Das Ausmaß dieses "Un"rechts habe ich vor einigen Jahren bei der EXPO miterlebt. Ein kleines Unternehmen, welches diverse Arbeiten wie vereinbart im Deutschen Pavillion durchführte, wurde vom Auftragsgeber (ein großes Deutsches Unternehmen) einfach nicht bezahlt.
Als Grund wurden Mängel angegeben die einfach nicht da waren - und dies konnte nicht nur die Belegschaft der Firma, sondern auch wir "unabhängigen" Mitarbeiter einer anderen Firma beurteilen.
Das Ende von Lied war, daß der Inhaber der kleinen Firma bis in die 2. Instanz gehen musste, weil die "große" Firma Einspruch gegen das Urteil des Amtsgerichts einlegte.

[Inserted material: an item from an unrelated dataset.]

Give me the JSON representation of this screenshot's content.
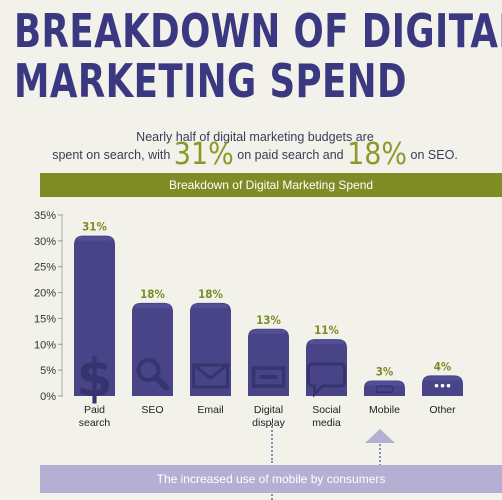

Alle Prozesskosten mussten von der kleinen Firma im vorraus bezahlt werden.
Letztendlich ging diese daran zugrunde. 4 Mitarbeiter verloren ihren Job, der Gläubiger ist verschwunden, das große Unternehmen, welches eigentlich keine finanziellen Probleme haben sollte kommt um das bezahlen rum.
Das ist "Recht"?

Ein weiteres Beispiel lief vor kurzem in meinem Umfeld ab. Diesmal handelt es sich um eine Straftat für die eine Geldbuße von 750€ Seitens der Staatsanwaltschaft beantragt wurde. Im Verfahren traten 2 Zeugen für die Staatsanwaltschaft auf und wurden polizeilich vernommen sowie zur Gerichtsverhandlung geladen. Der Beklagte verzichtete auf einen Anwalt, da er ebenfalls 2 Zeugen aufbieten konnte, die bezeugen konnten das er gar nicht zur Tatzeit an diesem Ort gewesen sein kann.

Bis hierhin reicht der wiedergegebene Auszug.